To be successful with the people you serve you must always answer their unconscious-but-ever-present question: “What’s in it for me?”  

Yes, your focus should be on meeting someone else’s needs. Every moment of every day every person is asking and answering one question unconsciously or consciously: “What’s in it for me?” It's how we are built. We start asking the question the moment we take our first breath and continue asking it until our last.  While this may strike you as egotistical, it is how we answer the question that determines character. For now, just know that your clients are not just looking to you for information. They want you to help them take care of needs they may not even be able to articulate.  Here is where your job really begins.

Ask positive questions, rephrase the answers, and give answers back to clients to facilitate identifying what they really want.

Having clients articulate what is motivating them to seek your input establishes what can and should happen in your interactions. Most people will have similar needs, wants, and desires, even if they call them by different names.

Define the Why.

Simon Sinek has a great TED talk, “How Great Leaders Inspire Action.” In that 20-minute presentation, he says effective influencers for good always start with why they are doing what they do. Only then do they go on to explain how to do it and what exactly needs to be done. It’s a terrific formula for any worthy project.

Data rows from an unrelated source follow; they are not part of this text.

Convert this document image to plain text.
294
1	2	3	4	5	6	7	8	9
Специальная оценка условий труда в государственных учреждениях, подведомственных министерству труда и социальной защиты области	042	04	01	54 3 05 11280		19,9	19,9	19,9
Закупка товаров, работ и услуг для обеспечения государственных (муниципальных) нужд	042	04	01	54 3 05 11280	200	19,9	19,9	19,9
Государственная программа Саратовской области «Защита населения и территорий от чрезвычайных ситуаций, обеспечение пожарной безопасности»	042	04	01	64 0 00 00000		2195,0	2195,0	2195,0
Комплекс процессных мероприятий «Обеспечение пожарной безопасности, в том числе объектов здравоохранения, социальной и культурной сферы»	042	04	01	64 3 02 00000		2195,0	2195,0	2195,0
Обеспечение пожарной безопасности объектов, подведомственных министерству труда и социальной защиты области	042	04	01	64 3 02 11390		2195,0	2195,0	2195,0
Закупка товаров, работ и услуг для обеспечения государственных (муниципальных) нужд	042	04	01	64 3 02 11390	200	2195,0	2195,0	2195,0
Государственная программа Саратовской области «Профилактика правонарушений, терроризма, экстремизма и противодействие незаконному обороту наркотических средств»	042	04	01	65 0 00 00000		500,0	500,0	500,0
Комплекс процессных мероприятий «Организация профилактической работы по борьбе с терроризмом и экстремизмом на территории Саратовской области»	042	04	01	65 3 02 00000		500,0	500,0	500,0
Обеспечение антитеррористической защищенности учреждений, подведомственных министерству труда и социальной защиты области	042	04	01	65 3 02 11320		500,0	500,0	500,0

Start with why. Answer the question: “What is it that you and the client want to accomplish and why?” This is often the hardest aspect to master toward being an effective influencer. Usually, there are many equally good ways (the hows) to go about accomplishing something. However, if you want to get heartfelt commitment to the end goal and agreement on how it should be done and what should be done, first agree to why it should be done at all.

When you start with why, many problems are more easily solved or avoided altogether. Because you are clear about why the goal is important, you and your clients are free to be infinitely more creative problem solvers.